BASF Restructures Pigments Business

Plant Closures: Program will eliminate 500 jobs worldwide
Department: Business | Collection: Economy
Keywords: pigments, job cuts, restructuring
BASF's Paliocrom orange pigments are used mainly for automotive coatings.
Credit: BASF
8816news4
 
BASF's Paliocrom orange pigments are used mainly for automotive coatings.
Credit: BASF

In a restructuring that follows its 2009 acquisition of Ciba, BASF is consolidating its global pigment business. The German company will cut about 500 jobs out of 2,900 in pigment production and close six plants worldwide.

The measures, which mainly involve azo pigments and phthalocyanines, will begin this year and are expected to be completed by 2013. BASF currently operates 22 pigment plants around the world.

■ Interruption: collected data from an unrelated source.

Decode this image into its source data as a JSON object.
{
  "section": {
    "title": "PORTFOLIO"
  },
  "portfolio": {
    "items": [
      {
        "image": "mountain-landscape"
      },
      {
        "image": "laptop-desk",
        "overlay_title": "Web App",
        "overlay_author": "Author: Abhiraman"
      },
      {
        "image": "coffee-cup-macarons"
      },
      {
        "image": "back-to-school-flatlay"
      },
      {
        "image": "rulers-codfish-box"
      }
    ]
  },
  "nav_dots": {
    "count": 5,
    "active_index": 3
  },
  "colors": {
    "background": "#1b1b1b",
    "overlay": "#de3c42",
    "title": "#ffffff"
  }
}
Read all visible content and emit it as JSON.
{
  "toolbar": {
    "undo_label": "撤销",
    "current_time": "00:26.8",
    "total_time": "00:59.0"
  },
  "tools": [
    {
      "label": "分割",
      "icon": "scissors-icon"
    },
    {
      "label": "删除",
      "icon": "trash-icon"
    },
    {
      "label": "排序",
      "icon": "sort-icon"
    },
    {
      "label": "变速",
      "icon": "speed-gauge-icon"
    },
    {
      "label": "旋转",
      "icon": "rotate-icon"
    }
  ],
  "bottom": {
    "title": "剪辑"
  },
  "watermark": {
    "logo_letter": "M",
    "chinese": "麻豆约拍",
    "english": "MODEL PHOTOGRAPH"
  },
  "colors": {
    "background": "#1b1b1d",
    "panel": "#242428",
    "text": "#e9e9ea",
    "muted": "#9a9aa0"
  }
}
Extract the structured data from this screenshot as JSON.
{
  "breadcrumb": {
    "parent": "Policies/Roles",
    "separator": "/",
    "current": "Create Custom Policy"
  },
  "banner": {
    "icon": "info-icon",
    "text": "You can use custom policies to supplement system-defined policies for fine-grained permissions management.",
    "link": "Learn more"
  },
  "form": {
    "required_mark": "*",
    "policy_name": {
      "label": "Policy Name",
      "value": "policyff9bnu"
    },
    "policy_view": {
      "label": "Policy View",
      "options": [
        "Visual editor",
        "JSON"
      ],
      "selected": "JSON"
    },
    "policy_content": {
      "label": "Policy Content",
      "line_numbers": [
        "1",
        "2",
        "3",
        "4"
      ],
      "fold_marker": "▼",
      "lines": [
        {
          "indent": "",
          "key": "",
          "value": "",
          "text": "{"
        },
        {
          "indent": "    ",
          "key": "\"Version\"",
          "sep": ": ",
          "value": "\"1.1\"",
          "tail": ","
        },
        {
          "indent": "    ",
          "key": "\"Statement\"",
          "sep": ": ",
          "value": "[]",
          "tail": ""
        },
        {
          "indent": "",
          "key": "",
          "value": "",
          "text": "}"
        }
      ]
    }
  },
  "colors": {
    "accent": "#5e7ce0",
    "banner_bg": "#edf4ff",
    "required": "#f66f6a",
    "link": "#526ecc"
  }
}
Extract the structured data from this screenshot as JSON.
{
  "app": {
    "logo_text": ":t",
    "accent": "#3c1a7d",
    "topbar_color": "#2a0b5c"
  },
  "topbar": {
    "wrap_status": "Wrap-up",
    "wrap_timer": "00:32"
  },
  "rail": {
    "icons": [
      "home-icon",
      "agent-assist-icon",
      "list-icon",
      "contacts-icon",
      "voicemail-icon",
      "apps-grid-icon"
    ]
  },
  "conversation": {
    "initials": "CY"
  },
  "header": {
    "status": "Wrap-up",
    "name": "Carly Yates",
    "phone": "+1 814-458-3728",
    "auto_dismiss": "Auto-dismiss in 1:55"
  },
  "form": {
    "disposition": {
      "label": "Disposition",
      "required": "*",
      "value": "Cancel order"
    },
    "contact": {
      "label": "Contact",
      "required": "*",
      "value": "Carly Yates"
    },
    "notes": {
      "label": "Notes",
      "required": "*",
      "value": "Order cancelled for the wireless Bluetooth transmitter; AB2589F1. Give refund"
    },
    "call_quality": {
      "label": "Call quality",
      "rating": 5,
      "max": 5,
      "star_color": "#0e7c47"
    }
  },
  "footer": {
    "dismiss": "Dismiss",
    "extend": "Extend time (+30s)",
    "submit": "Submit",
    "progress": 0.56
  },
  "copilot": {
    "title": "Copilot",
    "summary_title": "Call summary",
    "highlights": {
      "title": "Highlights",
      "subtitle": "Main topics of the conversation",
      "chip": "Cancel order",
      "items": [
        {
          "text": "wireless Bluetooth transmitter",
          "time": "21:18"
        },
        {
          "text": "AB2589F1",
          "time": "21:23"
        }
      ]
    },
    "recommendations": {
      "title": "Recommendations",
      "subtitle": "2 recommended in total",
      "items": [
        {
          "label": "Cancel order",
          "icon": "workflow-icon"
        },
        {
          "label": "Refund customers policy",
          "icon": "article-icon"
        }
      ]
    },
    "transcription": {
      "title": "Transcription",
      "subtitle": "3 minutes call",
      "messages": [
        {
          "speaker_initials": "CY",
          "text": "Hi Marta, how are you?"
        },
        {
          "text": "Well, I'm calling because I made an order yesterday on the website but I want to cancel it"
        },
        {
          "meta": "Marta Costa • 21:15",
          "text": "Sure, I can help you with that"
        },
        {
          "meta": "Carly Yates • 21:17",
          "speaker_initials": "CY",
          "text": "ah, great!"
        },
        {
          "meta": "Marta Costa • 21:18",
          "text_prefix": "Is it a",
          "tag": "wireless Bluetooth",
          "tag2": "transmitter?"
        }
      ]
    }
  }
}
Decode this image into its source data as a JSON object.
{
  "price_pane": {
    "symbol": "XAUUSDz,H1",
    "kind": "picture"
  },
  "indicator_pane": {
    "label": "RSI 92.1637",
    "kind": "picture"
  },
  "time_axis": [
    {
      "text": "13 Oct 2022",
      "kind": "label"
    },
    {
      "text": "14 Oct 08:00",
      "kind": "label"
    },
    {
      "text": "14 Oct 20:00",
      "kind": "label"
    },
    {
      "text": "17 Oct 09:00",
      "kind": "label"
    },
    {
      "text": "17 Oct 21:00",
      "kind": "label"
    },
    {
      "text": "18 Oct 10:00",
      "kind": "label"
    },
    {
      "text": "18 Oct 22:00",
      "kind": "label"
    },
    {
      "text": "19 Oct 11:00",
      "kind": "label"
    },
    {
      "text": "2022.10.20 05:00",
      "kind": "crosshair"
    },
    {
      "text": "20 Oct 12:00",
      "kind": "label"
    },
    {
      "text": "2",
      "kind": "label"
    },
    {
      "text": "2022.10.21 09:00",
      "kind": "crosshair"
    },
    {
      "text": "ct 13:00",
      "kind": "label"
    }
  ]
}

In Europe, about 320 positions will be cut at former Ciba sites in Paisley, Scotland, and Grenzach, Germany. A site in Maastricht, the Netherlands, will also be affected. About 90 positions will be cut in Guaratinguetá, Brazil, where BASF has long operated a facility. And pigment plants will close in Louisville, Ky., and Elyria, Ohio, affecting 80 positions. BASF acquired the U.S. sites as part of its 2006 purchase of Engelhard.

At the same time, six BASF plants will either be expanded or revamped for better efficiency. For example, the complex inorganic color pigments the company makes in Elyria will be transferred to Besigheim, Germany. Azo pigments made in Louisville will be transferred to BASF plants in Ulsan, South Korea, and Paisley. Sites in Qingdao and Shanghai, China; Monthey, Switzerland; and Ludwigshafen, Germany, will also get investment.

"By streamlining our portfolio we will mainly eliminate overlaps within our combined portfolios. At the same time we are reducing overcapacities," says Andreas Türk, group vice president of a BASF unit called global restructuring management-pigments.